Paternalistic whites also interested in solving the "Negro Problem" tended to use the term with less irony or critique. Many wanted to help blacks, without interacting with them as peers. And, unconsciously or not, they viewed the problem as if it would not exist if blacks were not in the country--in other words, as a function of the existence of blacks, not as a function of white racism. For example, at the first Swarthmore Race Relations Institute in 1933, a newspaper summary explained that this had been discussed (the question marks come from unreadable parts of my photocopy):
In discussing the subject "Race as a World Problem" a special effort was made to impress the fact upon the minds of the gathering that the American race problem is by no means [???] greater problem of minority groups everywhere. An earnest appeal to all to [?] an objective point of view as a means of seeing the problem more clearly and acting on it more intelligently was voiced repeatedly. Striking similarities between our problem and those of Japan, India, South Africa, and Germany were pointed out. Analogies to the Mexican problem in Texas and the Oriental problem in California were also drawn.*This quote recognizes similarities between German persecution of Jews and Japanese persecution of the Chinese with white American's treatment of black Americans. Yet the language still fundamentally sounds like it is the minorities' fault for being a "problem."
The Race Relations Institute was composed of the leading scholars, white and black, of the day gathering to discuss specific techniques in improving race relations, drawn from objective, scholarly research. (It was held a month before the Second Amenia Conference, sponsored by the NAACP, which forms the lynch pin of my dissertation. The Institute and the Amenia Conference shared several participants, but the Amenia conference was almost all black, so the terms of the debate were quite different).
Anyway. I would like to know if anyone has ever studied the etymology of the "Negro Problem." Instead of simply searching for my own language, I would like to actively analyze the language used within the discussions I am critiquing. Perhaps this seems obvious, but there are a lot of other things going on within the discussions that I had been studying first. My initial search hasn't brought up anything yet. Do you have recommendations?

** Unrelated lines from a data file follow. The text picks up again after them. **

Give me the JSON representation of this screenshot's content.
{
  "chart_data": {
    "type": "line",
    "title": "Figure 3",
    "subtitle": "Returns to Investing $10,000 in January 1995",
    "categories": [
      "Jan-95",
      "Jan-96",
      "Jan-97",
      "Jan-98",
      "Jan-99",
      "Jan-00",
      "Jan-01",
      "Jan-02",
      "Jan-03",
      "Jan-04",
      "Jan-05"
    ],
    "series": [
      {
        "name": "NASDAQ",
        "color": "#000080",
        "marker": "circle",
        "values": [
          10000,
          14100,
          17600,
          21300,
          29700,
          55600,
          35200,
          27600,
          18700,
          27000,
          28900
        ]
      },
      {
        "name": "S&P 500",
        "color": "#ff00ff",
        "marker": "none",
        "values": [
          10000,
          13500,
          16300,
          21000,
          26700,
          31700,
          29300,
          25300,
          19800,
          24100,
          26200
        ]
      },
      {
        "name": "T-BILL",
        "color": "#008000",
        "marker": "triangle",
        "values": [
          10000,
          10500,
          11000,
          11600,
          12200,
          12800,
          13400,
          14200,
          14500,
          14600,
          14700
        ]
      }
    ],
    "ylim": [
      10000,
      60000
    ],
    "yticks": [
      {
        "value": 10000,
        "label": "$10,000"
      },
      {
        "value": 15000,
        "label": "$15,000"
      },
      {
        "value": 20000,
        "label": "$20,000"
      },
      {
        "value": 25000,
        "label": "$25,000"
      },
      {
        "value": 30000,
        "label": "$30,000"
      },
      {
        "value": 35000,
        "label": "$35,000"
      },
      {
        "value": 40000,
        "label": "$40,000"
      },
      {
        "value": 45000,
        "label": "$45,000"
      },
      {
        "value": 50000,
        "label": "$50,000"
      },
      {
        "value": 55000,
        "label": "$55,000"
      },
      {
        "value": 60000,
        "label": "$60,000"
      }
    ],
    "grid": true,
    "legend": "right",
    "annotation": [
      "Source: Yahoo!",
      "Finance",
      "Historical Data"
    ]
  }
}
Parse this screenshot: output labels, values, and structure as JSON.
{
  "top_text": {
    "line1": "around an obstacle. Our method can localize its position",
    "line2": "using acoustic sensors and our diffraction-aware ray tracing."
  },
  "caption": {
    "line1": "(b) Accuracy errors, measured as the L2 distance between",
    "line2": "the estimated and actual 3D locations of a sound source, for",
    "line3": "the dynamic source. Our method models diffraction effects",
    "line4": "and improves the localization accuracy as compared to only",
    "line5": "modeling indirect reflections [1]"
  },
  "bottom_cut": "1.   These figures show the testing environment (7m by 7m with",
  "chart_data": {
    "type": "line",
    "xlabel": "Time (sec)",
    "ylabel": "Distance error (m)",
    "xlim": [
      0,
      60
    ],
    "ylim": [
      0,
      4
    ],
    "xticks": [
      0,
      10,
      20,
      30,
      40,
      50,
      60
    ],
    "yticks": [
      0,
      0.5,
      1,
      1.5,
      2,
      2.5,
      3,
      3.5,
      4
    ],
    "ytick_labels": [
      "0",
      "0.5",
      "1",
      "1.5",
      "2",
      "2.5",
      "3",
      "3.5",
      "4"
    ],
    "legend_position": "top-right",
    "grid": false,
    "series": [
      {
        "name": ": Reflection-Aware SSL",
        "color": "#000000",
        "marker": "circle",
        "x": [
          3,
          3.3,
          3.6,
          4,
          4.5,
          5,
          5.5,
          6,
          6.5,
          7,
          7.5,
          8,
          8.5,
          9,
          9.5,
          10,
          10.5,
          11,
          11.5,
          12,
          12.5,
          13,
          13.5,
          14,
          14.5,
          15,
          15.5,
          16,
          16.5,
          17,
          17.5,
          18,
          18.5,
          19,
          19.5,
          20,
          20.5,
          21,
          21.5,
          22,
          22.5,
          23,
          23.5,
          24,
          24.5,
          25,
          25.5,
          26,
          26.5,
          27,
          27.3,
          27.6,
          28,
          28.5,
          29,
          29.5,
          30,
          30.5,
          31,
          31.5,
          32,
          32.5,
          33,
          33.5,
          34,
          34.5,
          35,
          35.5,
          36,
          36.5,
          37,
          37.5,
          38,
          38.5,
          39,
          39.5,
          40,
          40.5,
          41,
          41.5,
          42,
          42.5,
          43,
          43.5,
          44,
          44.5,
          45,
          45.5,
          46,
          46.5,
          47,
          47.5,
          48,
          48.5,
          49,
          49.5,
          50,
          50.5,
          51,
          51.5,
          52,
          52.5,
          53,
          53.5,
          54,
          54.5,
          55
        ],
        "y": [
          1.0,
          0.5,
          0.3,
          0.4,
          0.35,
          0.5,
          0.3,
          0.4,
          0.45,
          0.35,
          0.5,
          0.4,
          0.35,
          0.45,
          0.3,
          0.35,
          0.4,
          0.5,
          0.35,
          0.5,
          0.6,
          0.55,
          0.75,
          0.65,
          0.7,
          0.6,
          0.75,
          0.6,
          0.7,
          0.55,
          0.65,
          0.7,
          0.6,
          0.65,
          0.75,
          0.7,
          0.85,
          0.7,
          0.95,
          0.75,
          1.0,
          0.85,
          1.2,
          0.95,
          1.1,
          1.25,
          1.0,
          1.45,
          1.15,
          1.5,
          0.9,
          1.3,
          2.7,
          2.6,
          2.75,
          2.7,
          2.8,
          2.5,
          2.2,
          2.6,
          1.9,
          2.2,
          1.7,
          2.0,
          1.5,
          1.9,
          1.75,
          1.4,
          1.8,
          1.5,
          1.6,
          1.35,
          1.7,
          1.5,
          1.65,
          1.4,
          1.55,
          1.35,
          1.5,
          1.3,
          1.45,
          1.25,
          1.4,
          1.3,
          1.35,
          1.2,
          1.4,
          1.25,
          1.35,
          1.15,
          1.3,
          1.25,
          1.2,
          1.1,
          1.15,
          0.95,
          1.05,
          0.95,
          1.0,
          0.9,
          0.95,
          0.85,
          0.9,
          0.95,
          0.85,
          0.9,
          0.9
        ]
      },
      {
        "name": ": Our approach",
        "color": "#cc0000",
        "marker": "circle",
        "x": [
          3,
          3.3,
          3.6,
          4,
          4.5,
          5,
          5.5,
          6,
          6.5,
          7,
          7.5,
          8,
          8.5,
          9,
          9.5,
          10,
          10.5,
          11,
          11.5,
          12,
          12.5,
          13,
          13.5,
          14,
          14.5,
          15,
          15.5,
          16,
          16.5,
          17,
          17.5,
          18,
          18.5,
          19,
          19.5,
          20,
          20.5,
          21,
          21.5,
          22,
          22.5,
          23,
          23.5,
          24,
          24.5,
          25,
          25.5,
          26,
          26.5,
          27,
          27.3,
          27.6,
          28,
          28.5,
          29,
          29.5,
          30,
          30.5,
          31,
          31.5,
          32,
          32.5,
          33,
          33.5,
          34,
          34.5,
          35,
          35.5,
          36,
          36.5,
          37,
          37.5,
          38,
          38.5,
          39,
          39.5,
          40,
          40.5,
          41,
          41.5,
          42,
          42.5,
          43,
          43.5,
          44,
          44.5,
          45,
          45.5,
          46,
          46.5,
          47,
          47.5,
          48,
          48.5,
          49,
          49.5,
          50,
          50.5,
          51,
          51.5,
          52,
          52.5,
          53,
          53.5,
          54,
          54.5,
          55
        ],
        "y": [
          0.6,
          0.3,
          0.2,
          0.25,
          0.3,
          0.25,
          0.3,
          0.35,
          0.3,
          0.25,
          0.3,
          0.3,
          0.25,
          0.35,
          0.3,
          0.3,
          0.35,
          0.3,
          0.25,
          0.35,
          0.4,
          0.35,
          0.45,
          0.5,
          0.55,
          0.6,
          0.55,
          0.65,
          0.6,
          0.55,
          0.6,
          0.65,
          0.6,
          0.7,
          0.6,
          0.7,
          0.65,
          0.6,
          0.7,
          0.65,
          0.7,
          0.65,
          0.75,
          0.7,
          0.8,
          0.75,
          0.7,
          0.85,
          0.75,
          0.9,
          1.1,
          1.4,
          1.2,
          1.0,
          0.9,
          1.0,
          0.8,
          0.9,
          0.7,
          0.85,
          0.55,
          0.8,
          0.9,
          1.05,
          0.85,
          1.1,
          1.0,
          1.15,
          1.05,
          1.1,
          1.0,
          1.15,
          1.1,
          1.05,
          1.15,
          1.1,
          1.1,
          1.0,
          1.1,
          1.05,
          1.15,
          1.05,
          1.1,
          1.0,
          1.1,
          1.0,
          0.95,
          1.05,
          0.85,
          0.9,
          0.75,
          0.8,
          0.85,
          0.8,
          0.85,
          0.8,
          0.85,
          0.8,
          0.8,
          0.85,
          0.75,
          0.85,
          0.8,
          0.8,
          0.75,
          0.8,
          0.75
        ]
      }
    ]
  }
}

I leave you with this excellent quote from James Baldwin:
What I try to suggest is that the terms in which people speak about the Negro problem have nothing to do with human beings. There seems to be some extraordinary assumption on the part of a great many people in the American Republic that Negroes are either saints or devils, that the word 'Negro' describes something, and it doesn't. There isn't such a thing as a Negro, but there is such a thing as a boy, or a man, or a woman, who may be brown, or white, or green, or whatever; but when you say 'the Negro problem,' you create a big monolith, and beneath this wall are thousands of millions of human beings' lives which are being destroyed because you want to deal with an abstraction.**
*Hunt, Charles L. "Swarthmore College Race Relations Meeting Successful" [Tribune] August 31, 1933 Box 9 RG 2, Committee on Race Relations Collection, Friends Historical Library, Swarthmore College. Hunt was then at the University of Philadelphia, a "Temple U. graduate and recipient of a scholarship to the Institute of Race Relations held last month at Swarthmore. He writes of the Institute in this week's Tribune."
** Baldwin, James, and François Bondy. “The Negro Problem.” Transition, no. 75/76 (1997): 82-86. Reprint of a 1964 interview.